One of the primary provisions in the bill is the expansion of Roth 401(k) features. The bill, as currently written, would allow employees to have employer matching contributions made to their Roth 401(k) accounts. The bill would also require catch-up contributions for older savers to be made into their Roth accounts.

Why is Congress so enamored with Roth savings features? One of the main reasons is that it accelerates income tax receipts. If you contribute money to a Roth 401(k), you do not receive a current income tax deduction, but the money grows tax-free going forward. If Congress wants you to use Roth accounts and pay taxes now, should you?

The Roth vs. Traditional 401(k) question causes a lot of confusion among investors. But in a nutshell, it’s a simple analysis. The problem is the analysis requires you to make assumptions about future taxes that are not so simple.

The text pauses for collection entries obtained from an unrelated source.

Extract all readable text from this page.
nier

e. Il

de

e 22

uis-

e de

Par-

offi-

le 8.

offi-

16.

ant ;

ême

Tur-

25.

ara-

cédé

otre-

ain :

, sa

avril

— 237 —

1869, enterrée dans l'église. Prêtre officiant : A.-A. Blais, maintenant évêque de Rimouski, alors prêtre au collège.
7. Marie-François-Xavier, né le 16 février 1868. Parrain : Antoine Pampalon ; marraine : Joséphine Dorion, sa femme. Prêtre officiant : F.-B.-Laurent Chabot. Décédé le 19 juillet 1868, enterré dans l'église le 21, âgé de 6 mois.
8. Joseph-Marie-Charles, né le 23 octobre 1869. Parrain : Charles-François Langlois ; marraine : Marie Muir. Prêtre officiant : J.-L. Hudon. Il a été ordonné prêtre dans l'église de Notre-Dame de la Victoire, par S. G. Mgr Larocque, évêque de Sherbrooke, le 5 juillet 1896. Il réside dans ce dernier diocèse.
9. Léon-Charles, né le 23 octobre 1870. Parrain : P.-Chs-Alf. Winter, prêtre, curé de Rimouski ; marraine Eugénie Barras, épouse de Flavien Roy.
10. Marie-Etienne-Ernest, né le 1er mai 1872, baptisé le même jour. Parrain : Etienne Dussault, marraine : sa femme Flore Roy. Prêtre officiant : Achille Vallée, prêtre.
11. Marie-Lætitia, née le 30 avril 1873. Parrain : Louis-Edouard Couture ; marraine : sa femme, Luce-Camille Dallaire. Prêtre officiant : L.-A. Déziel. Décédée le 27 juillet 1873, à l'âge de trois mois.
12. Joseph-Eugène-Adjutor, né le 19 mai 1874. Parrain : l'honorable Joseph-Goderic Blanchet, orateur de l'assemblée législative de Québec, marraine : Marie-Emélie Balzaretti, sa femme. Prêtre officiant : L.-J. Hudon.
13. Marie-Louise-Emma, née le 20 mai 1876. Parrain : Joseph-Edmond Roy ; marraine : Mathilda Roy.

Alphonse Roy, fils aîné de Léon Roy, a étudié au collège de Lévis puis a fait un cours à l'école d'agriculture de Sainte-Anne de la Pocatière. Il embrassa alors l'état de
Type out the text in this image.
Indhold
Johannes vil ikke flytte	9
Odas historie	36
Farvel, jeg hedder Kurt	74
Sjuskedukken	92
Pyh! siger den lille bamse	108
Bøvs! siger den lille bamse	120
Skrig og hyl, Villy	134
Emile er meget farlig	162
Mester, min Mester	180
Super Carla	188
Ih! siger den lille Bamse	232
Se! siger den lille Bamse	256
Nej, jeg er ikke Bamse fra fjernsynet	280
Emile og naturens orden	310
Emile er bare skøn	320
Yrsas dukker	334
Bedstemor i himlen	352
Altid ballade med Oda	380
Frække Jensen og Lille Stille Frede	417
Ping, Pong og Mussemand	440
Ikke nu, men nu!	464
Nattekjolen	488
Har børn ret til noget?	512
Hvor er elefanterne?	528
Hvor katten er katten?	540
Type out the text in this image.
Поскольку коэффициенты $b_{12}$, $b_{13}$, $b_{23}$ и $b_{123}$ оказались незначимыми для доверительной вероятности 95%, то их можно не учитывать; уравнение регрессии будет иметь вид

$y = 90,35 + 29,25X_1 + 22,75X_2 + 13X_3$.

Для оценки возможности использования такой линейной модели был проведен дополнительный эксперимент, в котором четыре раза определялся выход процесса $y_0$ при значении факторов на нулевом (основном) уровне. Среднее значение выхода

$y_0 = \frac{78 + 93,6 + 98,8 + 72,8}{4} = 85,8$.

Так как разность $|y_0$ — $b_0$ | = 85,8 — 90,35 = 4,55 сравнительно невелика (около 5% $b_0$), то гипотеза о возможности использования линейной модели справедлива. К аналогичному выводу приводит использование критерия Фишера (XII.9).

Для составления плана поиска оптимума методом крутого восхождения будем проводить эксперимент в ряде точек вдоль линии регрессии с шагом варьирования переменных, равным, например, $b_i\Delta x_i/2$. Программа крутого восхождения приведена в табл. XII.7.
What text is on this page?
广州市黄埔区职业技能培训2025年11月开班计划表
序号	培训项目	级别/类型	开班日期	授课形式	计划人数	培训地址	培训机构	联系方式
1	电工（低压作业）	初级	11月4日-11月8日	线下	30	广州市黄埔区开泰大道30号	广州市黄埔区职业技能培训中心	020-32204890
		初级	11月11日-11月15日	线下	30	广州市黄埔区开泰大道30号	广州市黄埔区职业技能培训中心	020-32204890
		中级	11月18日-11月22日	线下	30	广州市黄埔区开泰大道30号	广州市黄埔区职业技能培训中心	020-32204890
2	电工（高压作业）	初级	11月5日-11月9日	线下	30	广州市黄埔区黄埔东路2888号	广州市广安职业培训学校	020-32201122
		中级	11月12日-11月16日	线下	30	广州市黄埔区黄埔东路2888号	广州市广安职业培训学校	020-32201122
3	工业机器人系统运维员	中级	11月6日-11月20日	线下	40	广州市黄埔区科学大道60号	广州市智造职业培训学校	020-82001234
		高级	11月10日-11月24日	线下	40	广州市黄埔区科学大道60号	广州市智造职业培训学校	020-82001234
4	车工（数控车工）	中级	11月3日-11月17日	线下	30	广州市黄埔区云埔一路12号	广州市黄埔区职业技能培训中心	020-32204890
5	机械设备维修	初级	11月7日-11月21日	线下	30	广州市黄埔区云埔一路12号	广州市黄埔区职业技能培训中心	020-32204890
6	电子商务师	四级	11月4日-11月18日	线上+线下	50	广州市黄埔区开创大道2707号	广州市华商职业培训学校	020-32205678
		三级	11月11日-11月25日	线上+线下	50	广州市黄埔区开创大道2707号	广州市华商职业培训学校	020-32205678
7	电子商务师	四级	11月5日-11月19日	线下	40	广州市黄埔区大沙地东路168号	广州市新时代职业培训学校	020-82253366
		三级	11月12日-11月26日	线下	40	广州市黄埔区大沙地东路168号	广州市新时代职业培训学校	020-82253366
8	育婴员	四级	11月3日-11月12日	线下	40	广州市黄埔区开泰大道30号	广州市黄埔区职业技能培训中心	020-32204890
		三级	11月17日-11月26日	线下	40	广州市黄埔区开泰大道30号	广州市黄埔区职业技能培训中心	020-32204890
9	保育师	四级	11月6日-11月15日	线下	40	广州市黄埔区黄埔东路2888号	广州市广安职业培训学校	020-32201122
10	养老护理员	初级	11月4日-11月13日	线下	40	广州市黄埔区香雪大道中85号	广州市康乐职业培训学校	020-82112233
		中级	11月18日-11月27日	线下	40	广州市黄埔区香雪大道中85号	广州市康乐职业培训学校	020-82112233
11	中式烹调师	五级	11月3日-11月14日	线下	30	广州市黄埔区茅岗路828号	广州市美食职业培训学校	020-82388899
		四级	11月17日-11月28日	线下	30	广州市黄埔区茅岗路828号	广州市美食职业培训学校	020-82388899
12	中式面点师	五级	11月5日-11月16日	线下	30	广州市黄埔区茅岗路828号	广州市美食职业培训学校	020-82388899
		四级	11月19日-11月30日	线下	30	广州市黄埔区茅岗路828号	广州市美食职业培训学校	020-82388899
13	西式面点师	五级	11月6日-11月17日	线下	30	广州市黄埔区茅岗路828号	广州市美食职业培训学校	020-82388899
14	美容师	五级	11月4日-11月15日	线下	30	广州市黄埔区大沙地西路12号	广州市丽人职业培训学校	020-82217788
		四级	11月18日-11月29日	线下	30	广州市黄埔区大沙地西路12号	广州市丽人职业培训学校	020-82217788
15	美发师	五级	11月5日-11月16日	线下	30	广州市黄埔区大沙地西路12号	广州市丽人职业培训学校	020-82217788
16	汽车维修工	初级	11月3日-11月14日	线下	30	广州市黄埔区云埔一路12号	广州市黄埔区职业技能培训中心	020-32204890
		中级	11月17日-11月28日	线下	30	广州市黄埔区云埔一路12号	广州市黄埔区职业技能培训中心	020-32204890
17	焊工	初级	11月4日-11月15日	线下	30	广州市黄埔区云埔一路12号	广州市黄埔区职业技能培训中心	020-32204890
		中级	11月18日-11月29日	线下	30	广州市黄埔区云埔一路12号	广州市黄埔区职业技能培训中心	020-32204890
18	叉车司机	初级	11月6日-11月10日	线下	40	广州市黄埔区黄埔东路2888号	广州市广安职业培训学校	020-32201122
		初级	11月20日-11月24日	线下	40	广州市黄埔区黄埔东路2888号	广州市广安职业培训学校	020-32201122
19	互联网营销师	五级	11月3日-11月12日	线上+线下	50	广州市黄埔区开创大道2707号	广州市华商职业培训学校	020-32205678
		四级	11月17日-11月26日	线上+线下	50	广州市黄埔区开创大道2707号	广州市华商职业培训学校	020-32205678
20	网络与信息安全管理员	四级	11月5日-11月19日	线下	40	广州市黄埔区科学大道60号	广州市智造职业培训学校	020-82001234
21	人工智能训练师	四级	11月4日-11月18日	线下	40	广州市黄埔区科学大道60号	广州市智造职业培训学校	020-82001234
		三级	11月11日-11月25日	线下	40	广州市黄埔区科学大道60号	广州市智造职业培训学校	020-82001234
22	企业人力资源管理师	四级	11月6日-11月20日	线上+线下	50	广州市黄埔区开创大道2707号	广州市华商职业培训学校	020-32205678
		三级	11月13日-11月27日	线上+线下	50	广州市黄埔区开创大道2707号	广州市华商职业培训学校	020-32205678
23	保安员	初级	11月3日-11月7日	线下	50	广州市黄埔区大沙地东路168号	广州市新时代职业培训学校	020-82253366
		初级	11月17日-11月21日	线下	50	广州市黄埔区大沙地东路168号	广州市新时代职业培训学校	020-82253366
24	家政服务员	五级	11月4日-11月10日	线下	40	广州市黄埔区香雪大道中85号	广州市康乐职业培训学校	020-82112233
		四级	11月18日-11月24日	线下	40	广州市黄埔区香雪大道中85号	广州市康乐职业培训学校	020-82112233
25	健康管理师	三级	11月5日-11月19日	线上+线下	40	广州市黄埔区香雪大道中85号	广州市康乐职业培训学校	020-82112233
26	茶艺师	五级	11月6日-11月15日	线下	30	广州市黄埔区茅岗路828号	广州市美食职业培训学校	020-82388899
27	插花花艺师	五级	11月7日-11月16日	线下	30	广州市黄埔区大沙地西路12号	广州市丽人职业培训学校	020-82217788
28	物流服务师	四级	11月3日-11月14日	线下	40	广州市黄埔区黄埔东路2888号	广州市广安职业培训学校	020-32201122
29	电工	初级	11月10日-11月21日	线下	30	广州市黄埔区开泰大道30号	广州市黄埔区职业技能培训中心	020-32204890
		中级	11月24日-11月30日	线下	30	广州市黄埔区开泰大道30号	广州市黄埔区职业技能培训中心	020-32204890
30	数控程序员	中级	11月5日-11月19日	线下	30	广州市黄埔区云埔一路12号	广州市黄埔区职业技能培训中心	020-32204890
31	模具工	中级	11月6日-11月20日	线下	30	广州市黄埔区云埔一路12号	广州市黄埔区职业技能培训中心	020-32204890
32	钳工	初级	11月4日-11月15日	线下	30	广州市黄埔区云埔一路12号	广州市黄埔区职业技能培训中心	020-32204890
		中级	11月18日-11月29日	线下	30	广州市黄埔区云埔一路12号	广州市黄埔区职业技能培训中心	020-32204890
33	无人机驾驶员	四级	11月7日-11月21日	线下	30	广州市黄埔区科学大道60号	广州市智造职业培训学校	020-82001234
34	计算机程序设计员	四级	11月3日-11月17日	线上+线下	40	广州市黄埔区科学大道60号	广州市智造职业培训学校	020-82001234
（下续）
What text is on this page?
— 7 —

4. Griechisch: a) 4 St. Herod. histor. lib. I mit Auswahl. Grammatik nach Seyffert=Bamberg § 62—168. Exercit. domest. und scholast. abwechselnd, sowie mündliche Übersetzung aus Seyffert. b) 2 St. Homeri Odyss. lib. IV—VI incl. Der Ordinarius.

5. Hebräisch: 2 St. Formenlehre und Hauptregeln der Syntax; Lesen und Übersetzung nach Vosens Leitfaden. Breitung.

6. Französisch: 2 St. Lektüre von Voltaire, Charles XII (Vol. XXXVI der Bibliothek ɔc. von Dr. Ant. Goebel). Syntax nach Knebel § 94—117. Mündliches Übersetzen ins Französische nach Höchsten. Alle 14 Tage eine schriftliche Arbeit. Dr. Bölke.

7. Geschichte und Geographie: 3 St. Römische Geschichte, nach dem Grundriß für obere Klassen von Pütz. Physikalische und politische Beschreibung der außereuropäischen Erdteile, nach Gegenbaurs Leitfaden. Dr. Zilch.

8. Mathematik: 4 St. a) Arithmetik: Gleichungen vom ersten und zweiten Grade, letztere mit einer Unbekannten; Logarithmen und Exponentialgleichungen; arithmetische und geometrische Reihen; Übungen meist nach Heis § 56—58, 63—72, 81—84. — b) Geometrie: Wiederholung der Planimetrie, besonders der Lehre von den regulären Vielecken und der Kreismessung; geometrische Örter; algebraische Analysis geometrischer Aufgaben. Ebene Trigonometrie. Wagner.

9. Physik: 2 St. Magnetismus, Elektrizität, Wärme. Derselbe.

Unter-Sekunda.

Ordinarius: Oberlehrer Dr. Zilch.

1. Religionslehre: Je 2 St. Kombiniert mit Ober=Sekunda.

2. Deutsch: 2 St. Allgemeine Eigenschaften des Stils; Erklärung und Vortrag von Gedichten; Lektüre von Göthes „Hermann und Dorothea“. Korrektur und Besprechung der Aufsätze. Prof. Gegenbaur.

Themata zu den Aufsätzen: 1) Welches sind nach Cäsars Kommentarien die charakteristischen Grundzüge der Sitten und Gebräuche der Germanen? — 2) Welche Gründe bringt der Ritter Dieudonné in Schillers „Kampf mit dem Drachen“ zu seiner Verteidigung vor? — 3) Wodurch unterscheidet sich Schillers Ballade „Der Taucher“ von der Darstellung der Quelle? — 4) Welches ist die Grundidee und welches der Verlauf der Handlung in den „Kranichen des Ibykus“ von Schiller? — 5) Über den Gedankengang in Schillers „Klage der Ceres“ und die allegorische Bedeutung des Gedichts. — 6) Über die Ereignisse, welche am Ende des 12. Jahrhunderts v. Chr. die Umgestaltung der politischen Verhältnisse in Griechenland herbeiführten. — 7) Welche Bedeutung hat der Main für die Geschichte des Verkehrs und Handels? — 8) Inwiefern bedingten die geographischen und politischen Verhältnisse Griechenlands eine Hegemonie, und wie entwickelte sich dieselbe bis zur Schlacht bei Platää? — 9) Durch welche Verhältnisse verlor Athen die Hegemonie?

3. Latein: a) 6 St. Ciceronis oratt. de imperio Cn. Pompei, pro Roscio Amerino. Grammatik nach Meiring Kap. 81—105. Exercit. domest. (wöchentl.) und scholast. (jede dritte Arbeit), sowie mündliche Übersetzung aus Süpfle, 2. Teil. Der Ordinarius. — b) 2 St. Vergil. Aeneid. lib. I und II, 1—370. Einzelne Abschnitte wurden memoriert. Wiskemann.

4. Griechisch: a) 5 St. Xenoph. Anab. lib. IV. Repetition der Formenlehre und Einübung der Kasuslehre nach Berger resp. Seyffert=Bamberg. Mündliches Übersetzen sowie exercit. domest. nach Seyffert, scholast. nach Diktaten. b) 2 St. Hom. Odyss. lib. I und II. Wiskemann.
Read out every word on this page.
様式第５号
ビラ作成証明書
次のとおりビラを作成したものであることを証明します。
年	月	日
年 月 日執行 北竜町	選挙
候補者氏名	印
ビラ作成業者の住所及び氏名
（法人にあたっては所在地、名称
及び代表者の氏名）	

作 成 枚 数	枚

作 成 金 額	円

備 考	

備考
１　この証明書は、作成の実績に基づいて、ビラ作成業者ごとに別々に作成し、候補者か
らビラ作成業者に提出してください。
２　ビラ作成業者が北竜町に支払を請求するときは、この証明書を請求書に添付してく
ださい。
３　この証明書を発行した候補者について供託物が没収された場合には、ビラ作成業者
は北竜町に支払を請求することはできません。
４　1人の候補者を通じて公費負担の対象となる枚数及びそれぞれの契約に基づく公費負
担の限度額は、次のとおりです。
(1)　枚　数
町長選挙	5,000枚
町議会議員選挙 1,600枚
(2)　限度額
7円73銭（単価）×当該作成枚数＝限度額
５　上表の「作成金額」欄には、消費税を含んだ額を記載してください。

The basic rule is that if you will pay a higher tax rate at the time of the contribution vs. the time of your distribution, you should use a traditional 401(k). For instance, if your tax rate today is 32% and in retirement it will be 24%, you should take the deduction now at 32%. Then when you distribute the money, you only pay tax at 24%. Thus, you save 8%.

Conversely, if your tax rate at contribution is lower (say 24%) than your tax rate at distribution (say 32%), then you should use a Roth. Basically, you pay tax today at 24% and avoid paying tax later at 32%. That’s really all there is to it. But who can predict tax rates years or decades down the road? Therein lies the problem.

There are, however, a few situations where the answer is easier to figure out. If you’re a younger worker just starting in your career, it’s likely the Roth feature will be the better bet.  The reason is your income is likely to be lower in your early years and then higher as you advance in your career. Thus, your income tax rate should be lower when you contribute the money vs. when you take it out 40 or more years later.

The other time it’s more obvious is when you might have some sort of a windfall year for income. Let’s say you got a big bonus or had stock options that you exercised, and that extra income pushes you into a higher tax bracket. In that case, a traditional 401(k) contribution will likely make the most sense. You’d be getting a deduction at a higher tax rate and then paying tax on the money at a lower rate when you retire.

And finally, if you happen to consistently be in the top 1% of wage earners, and you believe you will be in the highest bracket as well in retirement, then it may make sense to use the Roth feature. You are paying the same tax rate while working as retired, so it doesn’t really matter, but you at least get the tax-free growth and no required minimum distributions to deal with later in your retirement.